Prepare the Dry Ingredients:

  • In a large bowl, whisk together the gluten-free all-purpose flour, quinoa flour, oat flour, millet flour, ground flaxseed, salt, and sugar (if using).

Activate the Yeast:

  • In a separate small bowl, mix the warm water with yeast and honey/maple syrup (if using).
    Stir and let sit for 5-10 minutes until it becomes frothy.
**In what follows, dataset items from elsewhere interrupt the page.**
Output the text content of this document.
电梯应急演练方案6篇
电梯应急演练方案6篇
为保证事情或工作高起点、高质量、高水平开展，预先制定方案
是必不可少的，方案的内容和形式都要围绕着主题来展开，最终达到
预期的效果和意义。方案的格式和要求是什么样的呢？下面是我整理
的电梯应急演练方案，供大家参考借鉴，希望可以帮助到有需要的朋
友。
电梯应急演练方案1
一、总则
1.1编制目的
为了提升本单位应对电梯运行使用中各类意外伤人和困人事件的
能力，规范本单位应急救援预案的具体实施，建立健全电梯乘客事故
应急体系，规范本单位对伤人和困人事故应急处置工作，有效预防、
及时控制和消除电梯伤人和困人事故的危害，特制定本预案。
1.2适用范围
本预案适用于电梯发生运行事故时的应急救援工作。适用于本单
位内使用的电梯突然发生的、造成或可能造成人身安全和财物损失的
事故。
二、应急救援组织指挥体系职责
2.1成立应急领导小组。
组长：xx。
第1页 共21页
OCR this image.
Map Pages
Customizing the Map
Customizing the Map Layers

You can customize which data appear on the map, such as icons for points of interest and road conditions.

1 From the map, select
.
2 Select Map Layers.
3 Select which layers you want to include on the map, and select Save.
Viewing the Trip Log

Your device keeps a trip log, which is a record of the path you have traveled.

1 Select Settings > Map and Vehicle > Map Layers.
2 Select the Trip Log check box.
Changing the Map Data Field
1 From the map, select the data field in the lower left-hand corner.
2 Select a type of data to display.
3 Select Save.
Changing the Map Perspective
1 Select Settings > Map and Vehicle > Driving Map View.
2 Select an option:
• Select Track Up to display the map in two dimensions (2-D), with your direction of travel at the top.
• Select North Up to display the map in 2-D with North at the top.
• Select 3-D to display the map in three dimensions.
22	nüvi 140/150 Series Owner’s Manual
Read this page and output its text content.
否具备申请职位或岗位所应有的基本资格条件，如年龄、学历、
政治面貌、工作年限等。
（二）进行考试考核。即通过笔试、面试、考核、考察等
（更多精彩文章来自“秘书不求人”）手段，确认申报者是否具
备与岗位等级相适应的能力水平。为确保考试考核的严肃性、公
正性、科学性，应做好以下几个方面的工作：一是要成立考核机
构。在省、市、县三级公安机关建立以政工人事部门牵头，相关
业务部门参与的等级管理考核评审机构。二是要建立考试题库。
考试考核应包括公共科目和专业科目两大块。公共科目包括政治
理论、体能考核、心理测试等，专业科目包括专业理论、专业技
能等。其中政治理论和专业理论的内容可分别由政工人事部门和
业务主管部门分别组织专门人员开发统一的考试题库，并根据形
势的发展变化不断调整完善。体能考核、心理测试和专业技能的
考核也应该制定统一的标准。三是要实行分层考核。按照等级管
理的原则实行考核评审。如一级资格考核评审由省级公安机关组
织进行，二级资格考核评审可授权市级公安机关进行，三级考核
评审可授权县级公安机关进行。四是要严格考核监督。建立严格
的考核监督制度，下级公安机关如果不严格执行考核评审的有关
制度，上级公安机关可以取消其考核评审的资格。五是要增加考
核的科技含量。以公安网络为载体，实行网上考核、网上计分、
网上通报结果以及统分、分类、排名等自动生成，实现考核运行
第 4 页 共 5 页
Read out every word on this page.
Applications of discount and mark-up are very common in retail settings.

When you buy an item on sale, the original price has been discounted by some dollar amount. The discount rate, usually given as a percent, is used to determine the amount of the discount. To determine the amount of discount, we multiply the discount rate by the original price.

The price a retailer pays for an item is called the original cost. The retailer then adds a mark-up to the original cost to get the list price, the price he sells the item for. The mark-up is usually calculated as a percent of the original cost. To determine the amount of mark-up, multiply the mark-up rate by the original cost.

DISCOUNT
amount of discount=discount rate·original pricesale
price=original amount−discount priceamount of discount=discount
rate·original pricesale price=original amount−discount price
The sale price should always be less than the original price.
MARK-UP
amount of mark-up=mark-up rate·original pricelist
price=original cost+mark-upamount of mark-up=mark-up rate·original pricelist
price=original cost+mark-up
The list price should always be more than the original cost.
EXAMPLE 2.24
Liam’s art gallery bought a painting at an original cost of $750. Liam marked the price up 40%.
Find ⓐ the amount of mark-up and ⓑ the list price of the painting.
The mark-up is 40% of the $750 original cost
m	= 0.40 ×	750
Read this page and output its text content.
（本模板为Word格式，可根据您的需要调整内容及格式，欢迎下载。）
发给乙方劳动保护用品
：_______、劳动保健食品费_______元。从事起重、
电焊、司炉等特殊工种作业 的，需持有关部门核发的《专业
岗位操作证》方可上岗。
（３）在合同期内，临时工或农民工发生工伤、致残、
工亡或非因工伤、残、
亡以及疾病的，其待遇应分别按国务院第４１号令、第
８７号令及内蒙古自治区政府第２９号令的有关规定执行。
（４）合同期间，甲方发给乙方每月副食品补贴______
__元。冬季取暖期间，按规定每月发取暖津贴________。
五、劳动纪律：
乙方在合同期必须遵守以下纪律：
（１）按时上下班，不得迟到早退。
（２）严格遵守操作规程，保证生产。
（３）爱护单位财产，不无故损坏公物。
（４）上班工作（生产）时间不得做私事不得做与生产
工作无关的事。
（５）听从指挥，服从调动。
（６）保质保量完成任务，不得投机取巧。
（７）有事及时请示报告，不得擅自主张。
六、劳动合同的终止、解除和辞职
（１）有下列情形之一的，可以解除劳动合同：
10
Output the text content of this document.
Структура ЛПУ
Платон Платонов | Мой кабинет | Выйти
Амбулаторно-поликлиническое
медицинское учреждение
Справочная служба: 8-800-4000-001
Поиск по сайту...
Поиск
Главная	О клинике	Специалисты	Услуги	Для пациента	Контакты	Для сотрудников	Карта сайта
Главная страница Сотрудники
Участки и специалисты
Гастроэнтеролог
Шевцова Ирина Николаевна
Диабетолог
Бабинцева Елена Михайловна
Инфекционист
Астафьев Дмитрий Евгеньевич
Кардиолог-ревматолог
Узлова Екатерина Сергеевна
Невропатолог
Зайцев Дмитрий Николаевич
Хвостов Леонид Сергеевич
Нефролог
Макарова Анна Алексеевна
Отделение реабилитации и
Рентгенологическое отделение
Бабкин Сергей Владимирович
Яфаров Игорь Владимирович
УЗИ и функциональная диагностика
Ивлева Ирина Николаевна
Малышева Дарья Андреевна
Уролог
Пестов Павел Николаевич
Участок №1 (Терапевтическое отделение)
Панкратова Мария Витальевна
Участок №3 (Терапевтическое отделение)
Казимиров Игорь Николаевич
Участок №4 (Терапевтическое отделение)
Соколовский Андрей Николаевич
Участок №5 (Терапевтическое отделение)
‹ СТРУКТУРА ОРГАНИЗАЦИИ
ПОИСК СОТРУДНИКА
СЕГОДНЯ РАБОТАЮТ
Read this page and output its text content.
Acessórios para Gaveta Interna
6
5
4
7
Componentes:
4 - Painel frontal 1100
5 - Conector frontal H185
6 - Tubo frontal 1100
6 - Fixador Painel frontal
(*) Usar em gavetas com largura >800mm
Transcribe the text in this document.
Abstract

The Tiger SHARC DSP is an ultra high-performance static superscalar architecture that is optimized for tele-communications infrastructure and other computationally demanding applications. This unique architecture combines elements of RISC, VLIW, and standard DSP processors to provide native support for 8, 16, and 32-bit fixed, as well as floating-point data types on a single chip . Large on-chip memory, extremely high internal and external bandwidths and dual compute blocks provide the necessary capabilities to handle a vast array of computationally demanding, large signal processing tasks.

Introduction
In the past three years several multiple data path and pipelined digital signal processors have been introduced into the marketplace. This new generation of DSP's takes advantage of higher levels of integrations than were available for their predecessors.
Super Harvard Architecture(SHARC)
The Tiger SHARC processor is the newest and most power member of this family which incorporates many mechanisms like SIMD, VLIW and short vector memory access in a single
Combine Wet and Dry Ingredients:

  • Pour the activated yeast mixture, olive oil, and apple cider vinegar into the dry ingredients.
    Mix everything until you form a thick dough. You can use a spatula or your hands to incorporate.

Knead the Dough:

  • Transfer the dough onto a lightly floured surface and knead for 5-10 minutes until smooth. If it’s too sticky, sprinkle with a little more flour, but don’t add too much.

Let It Rise:

  • Place the dough in the bowl, cover it with a damp cloth, and let it rise for 1-2 hours or until it has doubled in size.

Shape the Dough:

  • Once the dough has risen, punch it down gently. Shape it into a loaf and transfer it to a greased loaf pan, smoothing the top.

Second Rise:

  • Cover the loaf pan with a cloth and let the dough rise for another 30-45 minutes while you preheat the oven to 375°F (190°C).

Bake the Bread:

  • Place the loaf in the oven and bake for 30-35 minutes or until the top is golden brown and the bread sounds hollow when tapped.
    You can also check with a thermometer; it should read 200°F (93°C).

Cool and Serve:

  • Let the bread cool for 10 minutes in the pan, then transfer to a wire rack to cool completely before slicing.

Notes

  • Flour Variations: You can experiment with different gluten-free flour blends to suit your taste, such as adding brown rice flour or sorghum flour.
  • Moisture: If your dough feels too dry, you can add more water, a tablespoon at a time, until you reach the right consistency.
  • Rising Tips: If your kitchen is cold, you can place the dough in an oven with the light on to help it rise.
  • Sweetness: For a slightly sweeter bread, you can add more honey or maple syrup.